We show up. We sit with someone. We hold a hand. We teach when asked. Some of us go all in. Many of us are there running low on the things that mattered to us. We are gived out. So we help where help is needed and we witness where it isn't.
And somewhere in that — without trying, without forcing it — something begins to move in you.
In October, the contrast between the morning and the rest of the day is sharpest of any month. You walk out of those rooms and into a city that is building toward celebration. That collision — grief and joy, destitution and festivity, the most human suffering and the most human exuberance — does something that is difficult to describe and impossible to unfeel.
Afternoons are where the morning lands.
After lunch the pace stops. Completely. The neighborhood around the hotel is safe and easy to move through at whatever speed you need. Rest by the pool if the morning was heavy. Walk if you need to move something through your body. Sit in a café and stare out the window at a city that is unlike anything you've ever seen. Sleep if your body asks for it — and it will ask, probably more than you expect.
There is no agenda. No one asking anything of you. No schedule to keep and no one to perform wellness for.
We've learned not to fill this time. The emptiness is part of what you came for.

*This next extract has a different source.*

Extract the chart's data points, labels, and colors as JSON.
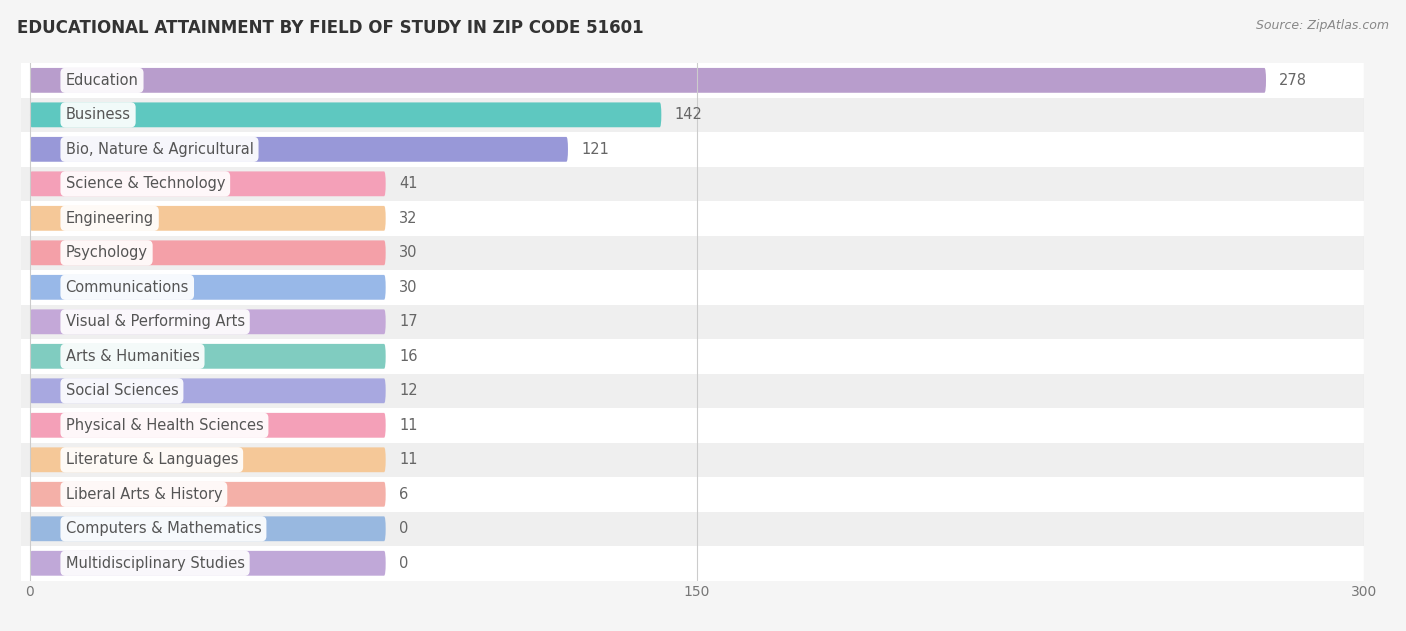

Evenings open into a city that is visibly, joyfully becoming.
Flower markets in motion as the day cools — color and noise and the specific smell of marigolds in quantity that you will remember for years.
Heritage walks through neighborhoods where the pandals are taking shape and locals stop to watch their own city transform.
Food that will genuinely ruin you for anywhere else — the restaurants we return to are the kind of places that don't need to advertise because the people who know them keep coming back.
Some evenings carry more energy — Park Street lit and social, the city outward-facing and alive. Others are slower — wandering College Street's endless book markets, moving through the Indian Museum at your own pace, evenings along the Ganges where time stops feeling urgent and the city softens into the dark.
You are not seeing one version of Calcutta. You are moving through a city in the act of becoming something — and finding that you are too.
October is not about comfort. It is about contrast.
Service and celebration. Grief and joy. A city on the edge of her most alive moment — and you, inside it, cracking open in ways you didn't plan for and won't regret.
October is for the person who isn't afraid of being moved early.
Who wants the full range. Who is ready to feel something shift before they have had time to prepare for it.